In a boom time companies tend to accept service provider costs - particularly where income is growing and it is more productive to focus on revenue growth. As this changes companies will increasely look to get a clear picture of what is driving cost within their organisation. In most cases it is faster to drive a reduction in your external cost base than in your internal one.
If you are looking at your external cost base we recommend that you pull together a clear list of all your service providers (facilities, canteen, IT, HR, etc.) Then start to actively monitor the level of service they are providing. If clear Service Level Agreements are in place then you have a head start. If not, you probably should ask your providers what the expected level of service should be?
When it comes to cost reduction you have two simple options. A) renegotiate based on current level of service - times have changed and cost levels should be going down - providers will not be surprised by this. b) decide whether you can accept a lower level of service - this is a very fast route to getting a lower cost of service. In all cases you should make sure that you are actively managing SLAs into the future - whether manually or using an SLA Management tool.

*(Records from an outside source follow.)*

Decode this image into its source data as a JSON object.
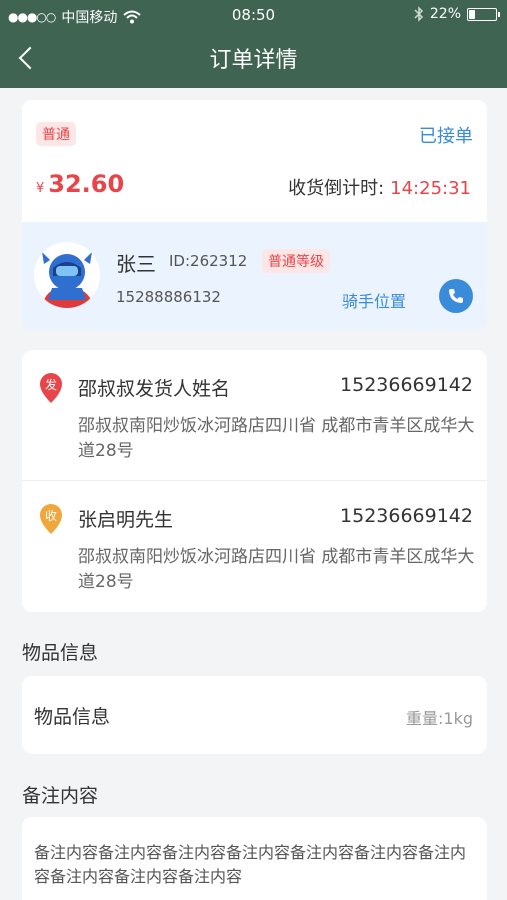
{
  "status_bar": {
    "carrier": "中国移动",
    "time": "08:50",
    "battery": "22%",
    "battery_level": 0.22
  },
  "header": {
    "title": "订单详情"
  },
  "order": {
    "tag": "普通",
    "status": "已接单",
    "currency": "¥",
    "price": "32.60",
    "countdown_label": "收货倒计时:",
    "countdown_value": "14:25:31"
  },
  "rider": {
    "name": "张三",
    "id": "ID:262312",
    "level": "普通等级",
    "phone": "15288886132",
    "location_link": "骑手位置"
  },
  "sender": {
    "badge": "发",
    "name": "邵叔叔发货人姓名",
    "phone": "15236669142",
    "address": "邵叔叔南阳炒饭冰河路店四川省 成都市青羊区成华大道28号"
  },
  "receiver": {
    "badge": "收",
    "name": "张启明先生",
    "phone": "15236669142",
    "address": "邵叔叔南阳炒饭冰河路店四川省 成都市青羊区成华大道28号"
  },
  "goods": {
    "section_title": "物品信息",
    "label": "物品信息",
    "weight": "重量:1kg"
  },
  "remark": {
    "section_title": "备注内容",
    "text": "备注内容备注内容备注内容备注内容备注内容备注内容备注内容备注内容备注内容备注内容"
  },
  "colors": {
    "header_bg": "#3f6452",
    "accent_blue": "#3a8bd9",
    "accent_red": "#e8454a",
    "pin_sender": "#e8454a",
    "pin_receiver": "#f0a63a"
  }
}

Additionally - ensure that you can get clear visibility of metrics which trigger commerical penalties. This can be tricky when manually tracking services - an SLA Management tool will make it mcuh more straightforward. Also think about awarding bonuses for achieving performance levels - rather than trying to claim credits where performance is below acceptable levels - this is a much more client friendly solution and means you will only pay for what you get - rather than trying to complain when service levels are unacceptable.